В первый рабочий день метрдотель не выпускает меня из поля зрения. Сирри тоже.
— Там моя зона ответственности, а здесь твоя, — наставляет коллега. — Возьми эти столы, а я возьму те.
Она наблюдает за мной и ждет, когда я вернусь на кухню после первого заказа, чтобы предупредить меня насчет некоторых клиентов, которые теряют голову от вина.
— Хуже всего пожилые мужики.
Если тебя будут щипать, уходи на кухню, и мы поменяемся столами. Они хватают, когда проходишь мимо. Кладут руку на задницу и лезут под юбку. Щупают грудь, когда наливаешь им в чашки. Позволяют себе бог весть что, лишь бы заставить нас нагнуться. Обычно роняют чайную ложку. Однажды официант хотел избавить меня от этой экзекуции и потянулся было за ложкой, но клиент потребовал, чтобы это сделала я. Они дышат тебе в ухо, ходят за тобой по пятам, хотят знать, где ты живешь. Они также караулят буфетчиц, когда те заканчивают работать. Один постоянный клиент, напившись, поплелся за девушкой на холодильный склад, куда она пошла за майонезом, закрылся с ней там и пытался облапать, козел. Если тебя будут преследовать на улице, иди в ближайшую аптеку, там сможешь выйти через склад в заднюю дверь. Они туда зайти не посмеют.
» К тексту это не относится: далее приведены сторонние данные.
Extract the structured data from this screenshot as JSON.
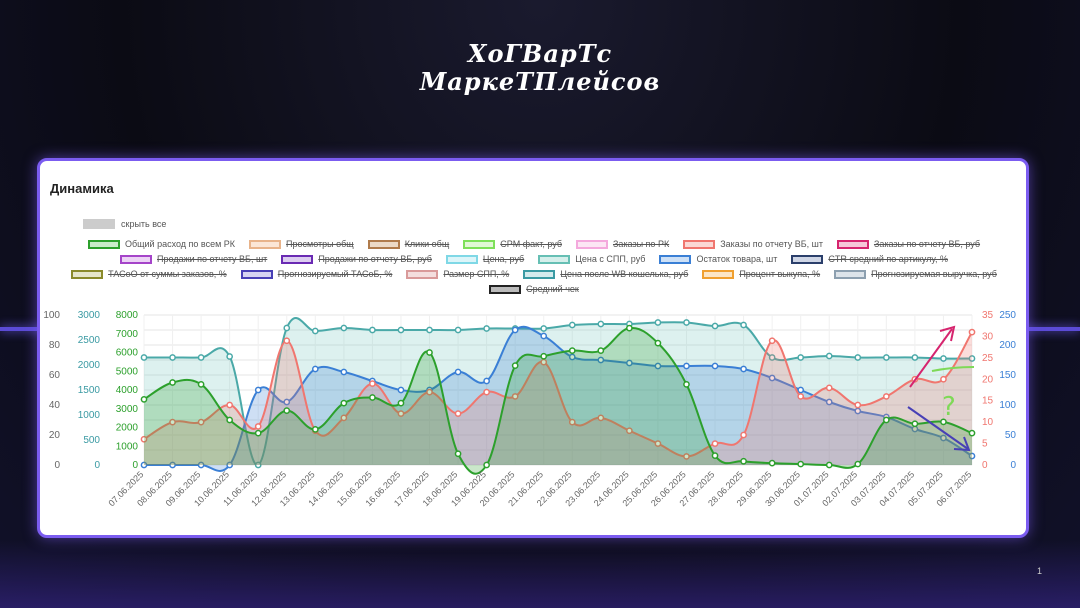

Или в магазин игрушек и товаров для дома «Ливерпуль». Мне хочется спросить, не помогают ли девушкам книжные магазины, нельзя ли там укрыться, даже остаться на ночь, наедине с книгами, но решаю этого не делать.
— Новичкам приходится особенно худо, — продолжает она. — Если они жалуются, им на это говорят, чтобы они смирились, мол, так было всегда.
Одна девушка, когда ее ущипнули, потеряла равновесие и выронила поднос. Она была матерью-одиночкой, одна растила ребенка. Ей вынесли предупреждение и отправили убирать номера. Говорят, это еще хуже, потому что, пока горничные пылесосят, клиенты ходят голыми в расстегнутых халатах. Не знаю, что уж там случилось, но однажды она пришла с третьего этажа в слезах и сильном душевном волнении. Ее вызвали к начальству.
Коллега пускает несколько колец дыма и тушит сигарету.
— И сказали, что она не подходит для этой работы.
Вернувшись в зал, чтобы собрать грязную посуду, я замечаю знакомого, который сидит за угловым столом в компании пожилых мужчин и следит за мной.
Он ест мясной суп, тщательно очищая мясо от костей и высасывая из них мозг. Кучка костей лежит на краю тарелки. Обращается ко мне из облака сигарного дыма:
— Так вы теперь обслуживаете в «Борге».
Я поднимаю глаза, это мужчина из автобуса, тот самый из общества красоты, который дал мне свою визитку.
— Вам доставляет удовольствие накрывать на стол?